Hi! Welcome! Our project entails creating a music recommendation website. We are using machine learning to analyze song characteristics and recommend 3-5 songs based on the distance from the original input song.
Final Class Presentation Slides: https://docs.google.com/presentation/d/1TZo__mCa8NzBpShkI-NwvMRpAcpPrwtmxNdxcSG9hXg/edit?usp=sharing
Presentation Slides: https://docs.google.com/presentation/d/1fenD0qLnxMxOIn_bhs8PUaC3YdDqmv0f-JdH6nSpv7U/edit?usp=sharing
Storyboard Slides: https://docs.google.com/presentation/d/1UO--Mb5cc4-dj-lo2UrzN9U1MlOCjZQdRbD1l1JphEc/edit?usp=sharing
Our App: https://findmefm.herokuapp.com/
- Can machine learning predict what songs a user will enjoy based on the audio features of songs they like?
Cleaning and analysing the data will be done using Pandas through Python in Jupyter Notebook.
Our database will be stored and managed in SQL using Postgres.

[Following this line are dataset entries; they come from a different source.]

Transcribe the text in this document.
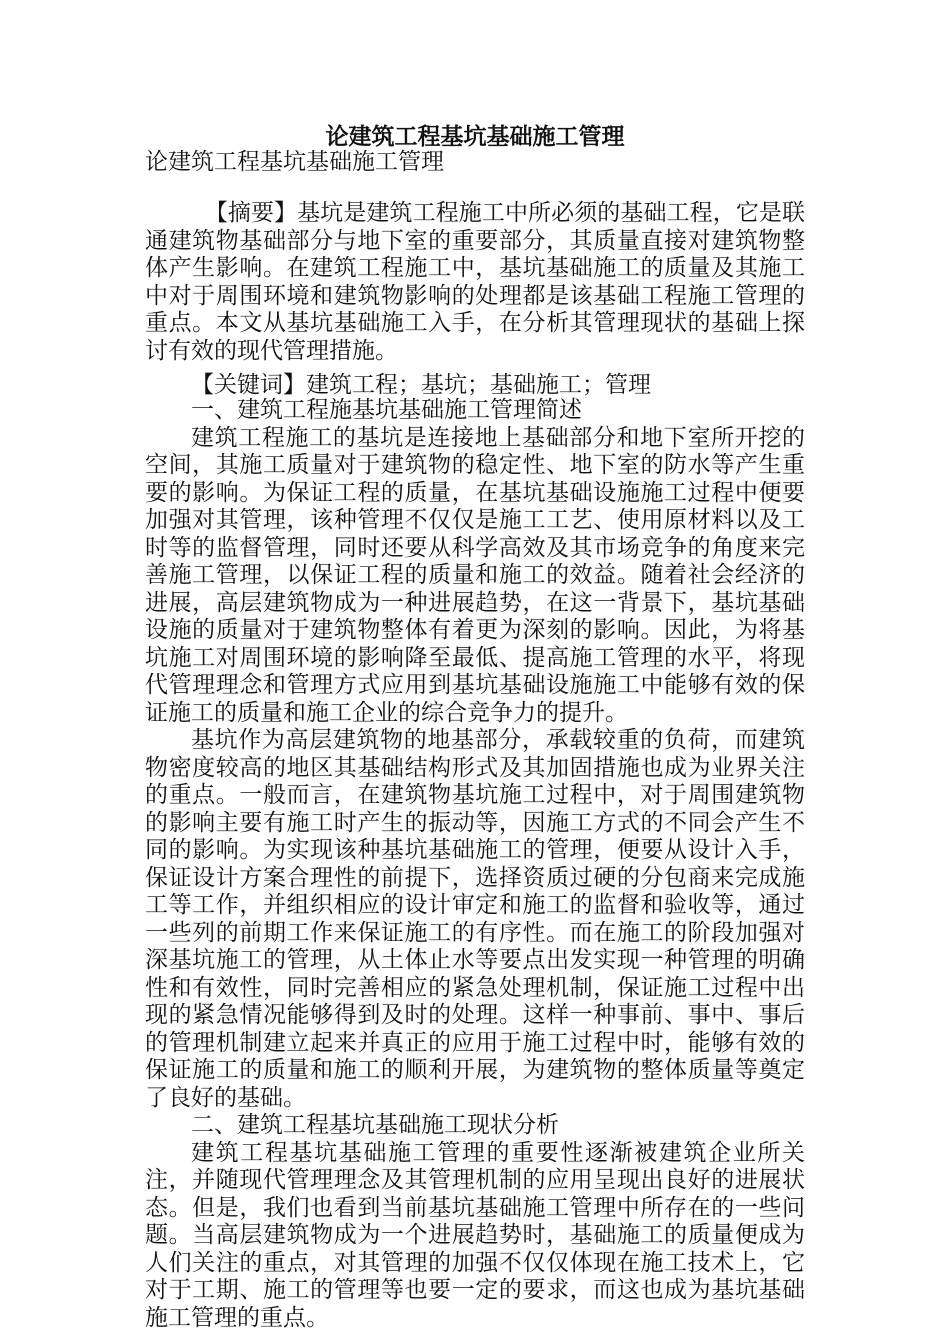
论建筑工程基坑基础施工管理

论建筑工程基坑基础施工管理

【摘要】基坑是建筑工程施工中所必须的基础工程，它是联通建筑物基础部分与地下室的重要部分，其质量直接对建筑物整体产生影响。在建筑工程施工中，基坑基础施工的质量及其施工中对于周围环境和建筑物影响的处理都是该基础工程施工管理的重点。本文从基坑基础施工入手，在分析其管理现状的基础上探讨有效的现代管理措施。

【关键词】建筑工程；基坑；基础施工；管理

一、建筑工程施基坑基础施工管理简述

建筑工程施工的基坑是连接地上基础部分和地下室所开挖的空间，其施工质量对于建筑物的稳定性、地下室的防水等产生重要的影响。为保证工程的质量，在基坑基础设施施工过程中便要加强对其管理，该种管理不仅仅是施工工艺、使用原材料以及工时等的监督管理，同时还要从科学高效及其市场竞争的角度来完善施工管理，以保证工程的质量和施工的效益。随着社会经济的进展，高层建筑物成为一种进展趋势，在这一背景下，基坑基础设施的质量对于建筑物整体有着更为深刻的影响。因此，为将基坑施工对周围环境的影响降至最低、提高施工管理的水平，将现代管理理念和管理方式应用到基坑基础设施施工中能够有效的保证施工的质量和施工企业的综合竞争力的提升。

基坑作为高层建筑物的地基部分，承载较重的负荷，而建筑物密度较高的地区其基础结构形式及其加固措施也成为业界关注的重点。一般而言，在建筑物基坑施工过程中，对于周围建筑物的影响主要有施工时产生的振动等，因施工方式的不同会产生不同的影响。为实现该种基坑基础施工的管理，便要从设计入手，保证设计方案合理性的前提下，选择资质过硬的分包商来完成施工等工作，并组织相应的设计审定和施工的监督和验收等，通过一些列的前期工作来保证施工的有序性。而在施工的阶段加强对深基坑施工的管理，从土体止水等要点出发实现一种管理的明确性和有效性，同时完善相应的紧急处理机制，保证施工过程中出现的紧急情况能够得到及时的处理。这样一种事前、事中、事后的管理机制建立起来并真正的应用于施工过程中时，能够有效的保证施工的质量和施工的顺利开展，为建筑物的整体质量等奠定了良好的基础。

二、建筑工程基坑基础施工现状分析

建筑工程基坑基础施工管理的重要性逐渐被建筑企业所关注，并随现代管理理念及其管理机制的应用呈现出良好的进展状态。但是，我们也看到当前基坑基础施工管理中所存在的一些问题。当高层建筑物成为一个进展趋势时，基础施工的质量便成为人们关注的重点，对其管理的加强不仅仅体现在施工技术上，它对于工期、施工的管理等也要一定的要求，而这也成为基坑基础施工管理的重点。
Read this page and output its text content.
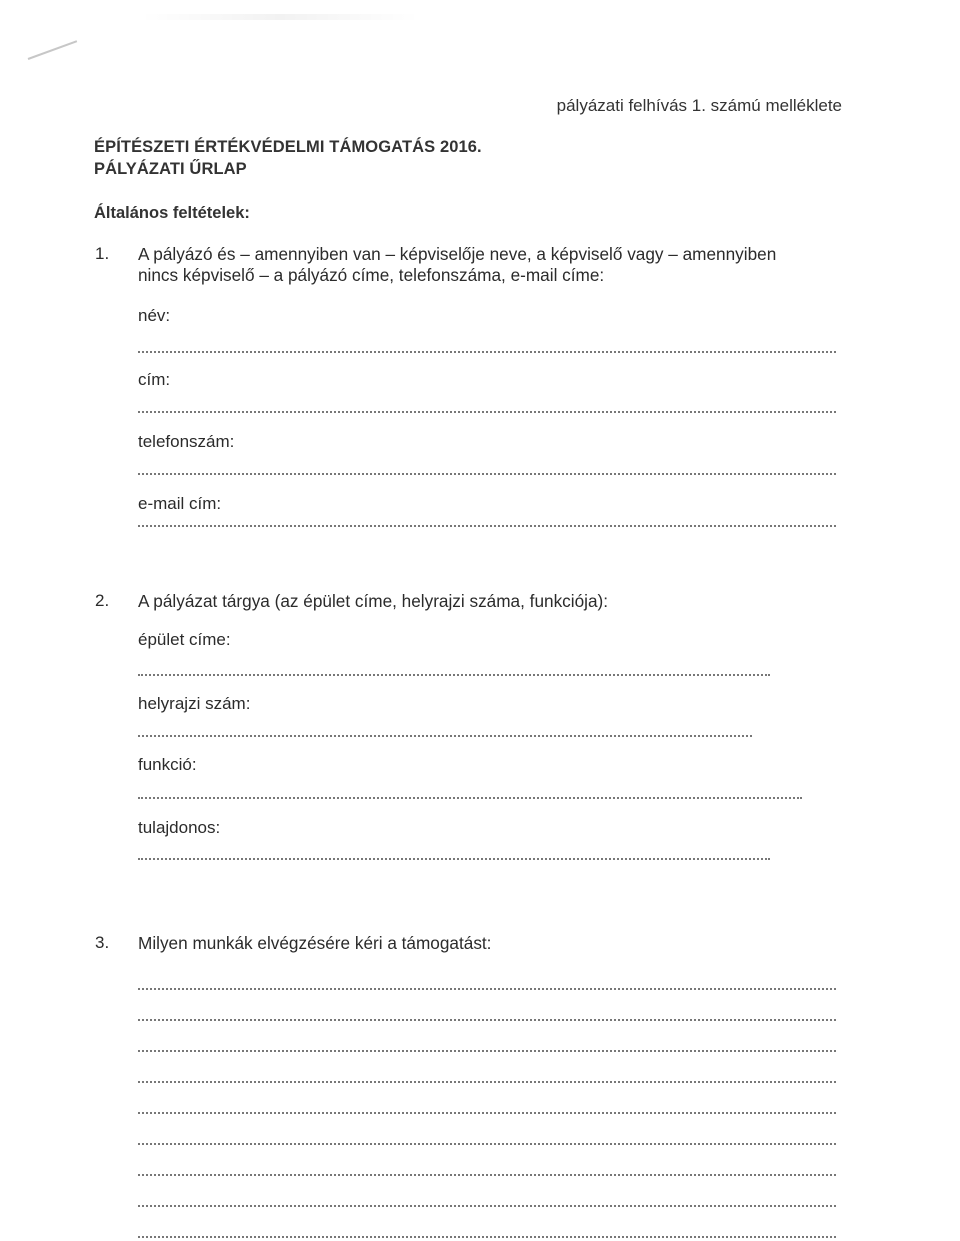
pályázati felhívás 1. számú melléklete
ÉPÍTÉSZETI ÉRTÉKVÉDELMI TÁMOGATÁS 2016.
PÁLYÁZATI ŰRLAP
Általános feltételek:
1. A pályázó és – amennyiben van – képviselője neve, a képviselő vagy – amennyiben
nincs képviselő – a pályázó címe, telefonszáma, e-mail címe:
név:
cím:
telefonszám:
e-mail cím:
2. A pályázat tárgya (az épület címe, helyrajzi száma, funkciója):
épület címe:
helyrajzi szám:
funkció:
tulajdonos:
3. Milyen munkák elvégzésére kéri a támogatást:
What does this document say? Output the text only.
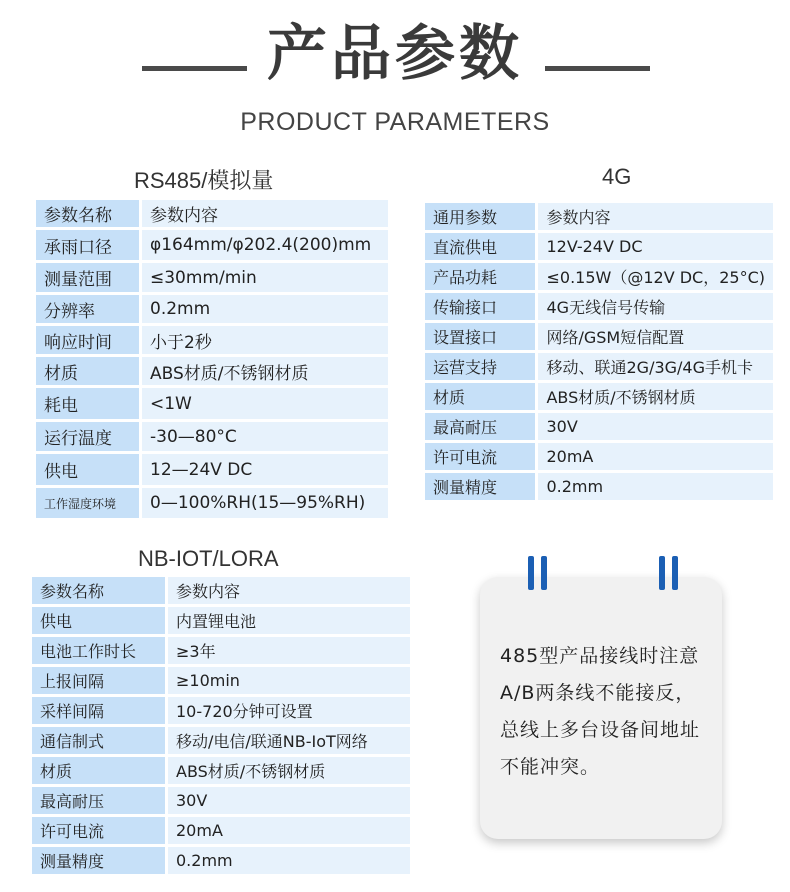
产品参数
PRODUCT PARAMETERS
RS485/模拟量
参数名称	参数内容
承雨口径	φ164mm/φ202.4(200)mm
测量范围	≤30mm/min
分辨率	0.2mm
响应时间	小于2秒
材质	ABS材质/不锈钢材质
耗电	<1W
运行温度	-30—80°C
供电	12—24V DC
工作湿度环境	0—100%RH(15—95%RH)
4G
通用参数	参数内容
直流供电	12V-24V DC
产品功耗	≤0.15W（@12V DC，25°C)
传输接口	4G无线信号传输
设置接口	网络/GSM短信配置
运营支持	移动、联通2G/3G/4G手机卡
材质	ABS材质/不锈钢材质
最高耐压	30V
许可电流	20mA
测量精度	0.2mm
NB-IOT/LORA
参数名称	参数内容
供电	内置锂电池
电池工作时长	≥3年
上报间隔	≥10min
采样间隔	10-720分钟可设置
通信制式	移动/电信/联通NB-IoT网络
材质	ABS材质/不锈钢材质
最高耐压	30V
许可电流	20mA
测量精度	0.2mm
485型产品接线时注意
A/B两条线不能接反，
总线上多台设备间地址
不能冲突。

Using the SciKitLearn Python library we will develop, test, and train our model.
We are using the magnitude formula to determine the magnitude of the features of the input song. The output(s) will be songs with the least distance/difference from the input song. As a control, we will run that testing with random song selection to see if the recommendations of the model are "liked" by users more significantly. Our team will test both recommendation models.
We chose to use the computed magnitude of each song's audio features which were processed with a PCA analysis. Other features like a song's length, date of release, and other non-audio feature's weren't considered. The idea is that the magnitude will place individual songs next to each other when sorted by their magnitude value. This will help to find songs that the user will like. The downfall of this is that a song could have vastly different traits but could end up having similar magnitudes.
As we are calculating magnitude from the features returned from the PCA analysis, no training was necessary. However, what will be changed is tweaking each feature's coefficients when calculating the magnitude for each song.
We are using Tableau build visualizations and Flask to deploy our model through an interactive dashboard using Python and HTML. Heroku will be used for app hosting.
Our primary data source is the Kaggle dataset titled Spotify Dataset 1922-2021, ~600k Tracks which contains information and audio feature measurements fon tracks and artists obtained using the Spotify API.
- Can we predict an artist's most popular song based on audio elements?
- Can we predict the most popular song off an album based on audio elements?
- Can we use audio elements to predict a song a listener would like?
- Can we use audio elements of an artist to predict another artist a listener would like?